HALÎLÎ, Halîl İbrâhim

(d. 810 ?/1407/8 ? - ö. 890/1485)
divan şairi
(Divan/Yazılı Edebiyat / Başlangıç-15. Yüzyıl / Anadolu-Osmanlı-Türkiye)
ISBN: 978-9944-237-86-4

810/1407-8 dolaylarında Diyarbakır’da doğduğu tahmin edilen (Özkan 1997: 329; Adak 2012: 79) Halîlî’nin, Sicill-i Osmânî’de ismi Halîl İbrâhîm şeklinde kaydedilerek Horasanlı olabileceği belirtilmiştir.

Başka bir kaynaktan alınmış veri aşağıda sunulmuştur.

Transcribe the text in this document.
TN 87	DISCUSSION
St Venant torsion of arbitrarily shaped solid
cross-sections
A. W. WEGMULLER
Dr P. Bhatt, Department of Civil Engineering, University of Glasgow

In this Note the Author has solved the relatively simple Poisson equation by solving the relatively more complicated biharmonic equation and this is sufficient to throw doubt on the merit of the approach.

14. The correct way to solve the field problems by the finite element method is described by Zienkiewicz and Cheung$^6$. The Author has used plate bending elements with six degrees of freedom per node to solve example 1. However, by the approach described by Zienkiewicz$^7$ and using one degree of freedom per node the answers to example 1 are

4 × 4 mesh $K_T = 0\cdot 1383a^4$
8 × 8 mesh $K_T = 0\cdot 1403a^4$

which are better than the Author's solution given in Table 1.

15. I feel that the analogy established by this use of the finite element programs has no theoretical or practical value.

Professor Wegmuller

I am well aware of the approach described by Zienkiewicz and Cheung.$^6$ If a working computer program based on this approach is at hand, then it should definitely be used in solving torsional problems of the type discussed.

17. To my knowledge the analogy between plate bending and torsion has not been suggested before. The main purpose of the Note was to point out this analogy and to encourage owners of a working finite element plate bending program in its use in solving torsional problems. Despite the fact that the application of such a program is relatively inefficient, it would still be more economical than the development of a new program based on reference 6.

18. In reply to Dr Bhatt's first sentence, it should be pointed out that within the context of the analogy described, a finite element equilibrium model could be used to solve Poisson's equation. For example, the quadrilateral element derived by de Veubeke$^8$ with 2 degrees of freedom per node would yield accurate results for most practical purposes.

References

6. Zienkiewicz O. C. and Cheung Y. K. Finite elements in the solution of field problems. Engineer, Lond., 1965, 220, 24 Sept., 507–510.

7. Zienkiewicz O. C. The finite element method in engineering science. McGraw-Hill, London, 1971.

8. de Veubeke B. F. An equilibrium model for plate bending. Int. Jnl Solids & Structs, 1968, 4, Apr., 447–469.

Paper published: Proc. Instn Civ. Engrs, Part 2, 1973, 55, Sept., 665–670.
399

Çok genç yaşta İznik’e yerleşen ve burada ilim tahsiline başlayan Halîlî, 872/1465 yılında İstanbul’u gelmiş, bir yıl sonra İznik’e dönerek kendi kurduğu (Akbayar 1996:579) zâviyede şeyhlik yapmaya başlamış ve 890/1485 yılında burada ölmüştür. Halîlî’nin bilinen eserleri şunlardır:
1. Fürkat-nâme: Şairin en meşhur eseridir. Adı; Sehî (1325: 65) ve Latîfî (Canım 2000: 250) tezkireleri ile Tuhfe-i Nâilî’de (Tuman 2001: 257) Firâk-nâme, Âşık Çelebi Tezkiresi’nde ise Dîvân-ı Halîlî şeklinde anılan manzume 876/1471-72 yılında tamamlanmıştır. Gelibolulu Âlî’ye göre henüz çâr-ebrû bir civanken geldiği İznik’te on dört yaşında bir şuha âşık olup onun visali hatırasıyla okuma yazma sevdasından vazgeçen Halîlî, hasbihalini/sergüzeştini Fürkat-nâme ya da Firâk-nâme adını verdiği mesnevîsinde dile getirmiştir (İsen 1994:135). Ali Emirî eserin kaleme alınış amacıyla ilgili söz konusu bilgilerin yanlış olduğu görüşündedir. Zîrâ ona göre Halîlî, İznik’e gençlik yıllarında değil, daha sonra gitmiş, bunu da eserinde beyan etmiştir. Ayrıca onun maşuku mecazî değil, hakikîdir (Adak 2012: 80). Aruzun “mefâ’îlün mefâ’îlün fa’ûlün” kalıbıyla yazılan ve 1334 beyitten meydana gelen meydana gelen eser, farklı nazım şekilleriyle yazılmış şiirler barındırması bakımından divançe özelliği taşımaktadır. Metnin içine serpiştirilmiş aruzun değişik kalıplarının kullanıldığı bu 30 şiirin yirmi dördü gazel, ikisi murabba, biri muhammes, biri terci’-i bend, biri akrostişli (muvaşşah) müstezad, biri de Farsça kıt’adır (Tavukçu 2007: 205). Özellikle gazeller, hem vezin ve şeklin verdiği monotonluğu kırmış hem de olay örgüsünün gelişmesi sırasında gerilimli sahneleri en iyi şekilde ifade etmeyi sağlamıştır (Özkan: 1997: 329). Eserin yurt içi ve yurt dışı kütüphanelerde 16 nüshası tespit edilmiştir. Nüshalarının çokluğundan beğenilen ve okunan bir manzume olduğu anlaşılan (Tavukçu 2007: 207-208) Fürkat-nâme üzerinde iki yüksek lisans çalışması (Gülseren 1990; Tavukçu 1993) yapılmıştır.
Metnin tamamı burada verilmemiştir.